Boele, maar ja, wie kent Boele niet? Als je aan survival doet ken je Boele. Ter gelegenheid van zijn 80ste verjaardag hebben we deze keer een iets uitgebreider interview. Het is al bijna 30 jaar terug dat Boele in aanraking kwam met de survivalsport en één van de pioniers was voor deze sport in Boerakker. Hieruit is onze survivalvereniging 4all voortgekomen. Tijd voor een terugblik op deze periode maar ook op zijn leven. Want naast survivaltrainer was Boele ook op jonge leeftijd al turntrainer. Nog daarvoor was hij lasser, militair en zelfs opgeleid als smid. Een beroep dat veel leden van onze vereniging vandaag de dag weinig meer zegt. Genoeg om over te vertellen en het helpt dat Boele heel goed kan vertellen. Het interview vindt plaats in zijn houten woning die hij zelf bouwde tussen 1988 en 1999, bij een knisperende kachel en zijn vrouw Lutske op de achtergrond die mij gastvrij ontvangt en ons voorziet van drankjes en versnaperingen.

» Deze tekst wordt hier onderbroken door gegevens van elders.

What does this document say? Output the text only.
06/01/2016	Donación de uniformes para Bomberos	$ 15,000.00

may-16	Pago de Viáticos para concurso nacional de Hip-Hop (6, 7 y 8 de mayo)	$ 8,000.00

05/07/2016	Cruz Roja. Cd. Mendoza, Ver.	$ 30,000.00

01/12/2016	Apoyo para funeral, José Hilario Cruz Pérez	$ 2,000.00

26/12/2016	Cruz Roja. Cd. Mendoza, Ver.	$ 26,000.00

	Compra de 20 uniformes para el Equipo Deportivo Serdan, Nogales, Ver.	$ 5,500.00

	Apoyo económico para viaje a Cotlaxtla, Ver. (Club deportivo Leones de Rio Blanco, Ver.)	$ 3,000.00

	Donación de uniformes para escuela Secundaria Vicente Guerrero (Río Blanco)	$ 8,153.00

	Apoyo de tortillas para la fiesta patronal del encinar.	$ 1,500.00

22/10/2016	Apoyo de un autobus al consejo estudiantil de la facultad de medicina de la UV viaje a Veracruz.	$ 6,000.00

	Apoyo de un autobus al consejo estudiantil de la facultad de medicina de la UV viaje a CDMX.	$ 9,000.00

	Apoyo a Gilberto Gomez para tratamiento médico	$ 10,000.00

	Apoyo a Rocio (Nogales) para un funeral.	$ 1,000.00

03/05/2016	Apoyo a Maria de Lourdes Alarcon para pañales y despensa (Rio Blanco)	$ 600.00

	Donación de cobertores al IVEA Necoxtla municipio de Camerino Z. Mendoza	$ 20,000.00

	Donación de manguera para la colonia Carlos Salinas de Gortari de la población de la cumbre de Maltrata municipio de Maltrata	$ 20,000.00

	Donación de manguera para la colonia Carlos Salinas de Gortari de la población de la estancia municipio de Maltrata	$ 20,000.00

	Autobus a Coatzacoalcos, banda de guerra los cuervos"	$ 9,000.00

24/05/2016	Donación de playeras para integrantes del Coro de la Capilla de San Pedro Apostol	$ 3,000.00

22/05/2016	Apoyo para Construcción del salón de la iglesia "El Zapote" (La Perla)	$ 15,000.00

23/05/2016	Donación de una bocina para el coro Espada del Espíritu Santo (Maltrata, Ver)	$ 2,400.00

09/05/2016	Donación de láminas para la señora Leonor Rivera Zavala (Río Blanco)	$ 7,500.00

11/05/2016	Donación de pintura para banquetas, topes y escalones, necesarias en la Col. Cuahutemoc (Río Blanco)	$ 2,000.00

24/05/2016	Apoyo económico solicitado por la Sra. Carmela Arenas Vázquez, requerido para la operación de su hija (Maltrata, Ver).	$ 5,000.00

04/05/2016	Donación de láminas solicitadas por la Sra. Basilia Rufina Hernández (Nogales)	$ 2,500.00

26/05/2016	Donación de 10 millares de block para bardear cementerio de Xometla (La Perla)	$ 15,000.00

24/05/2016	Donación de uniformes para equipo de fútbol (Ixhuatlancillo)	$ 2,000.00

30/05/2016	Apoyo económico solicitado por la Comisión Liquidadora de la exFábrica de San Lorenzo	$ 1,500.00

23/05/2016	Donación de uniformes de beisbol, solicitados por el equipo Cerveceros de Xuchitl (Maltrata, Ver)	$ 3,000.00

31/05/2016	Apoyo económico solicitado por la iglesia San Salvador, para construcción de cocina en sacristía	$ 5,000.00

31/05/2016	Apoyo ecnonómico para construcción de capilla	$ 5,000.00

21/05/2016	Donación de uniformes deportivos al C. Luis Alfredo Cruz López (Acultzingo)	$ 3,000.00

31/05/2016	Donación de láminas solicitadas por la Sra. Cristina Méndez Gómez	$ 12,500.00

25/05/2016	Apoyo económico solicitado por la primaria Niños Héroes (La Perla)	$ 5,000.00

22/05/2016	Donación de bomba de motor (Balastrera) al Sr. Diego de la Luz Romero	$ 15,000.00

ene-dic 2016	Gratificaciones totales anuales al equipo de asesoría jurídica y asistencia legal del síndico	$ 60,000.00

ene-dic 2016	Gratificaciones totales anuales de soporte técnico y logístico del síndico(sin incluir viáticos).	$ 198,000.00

Het enthousiasme voor survival begon in Veenhuizen waar Renze, de broer van Boele, betrokken was bij de organisatie van een survivalwedstrijd. Eén van de deelnemers van een team viel uit en Boele kon wel meedoen. Daarna ontstond al vrij snel het idee om ook een survivalrun in Boerakker te organiseren. De eerste run werd gebouwd met afgedankte touwen uit verschillende gymzalen in Groningen en bokken werden gemaakt van boomstammen uit het bos. Ongeveer 65 mensen uit de regio Westerkwartier deden mee. De afstand van de run was destijds ook al rond de 13 km, maar de run was minder zwaar. Een hoogtepunt in de beginjaren van de run was een rondje om de kroeg met een biervat op de schouder. Boele deed zelf elk jaar mee in verschillende vormen, individueel, als koppel en in een team. Daarnaast nam hij ook deel aan andere survivalruns in het land, zoals die in Beltrum en Neede, waar destijds werd gestreden om de zwaarste run te organiseren.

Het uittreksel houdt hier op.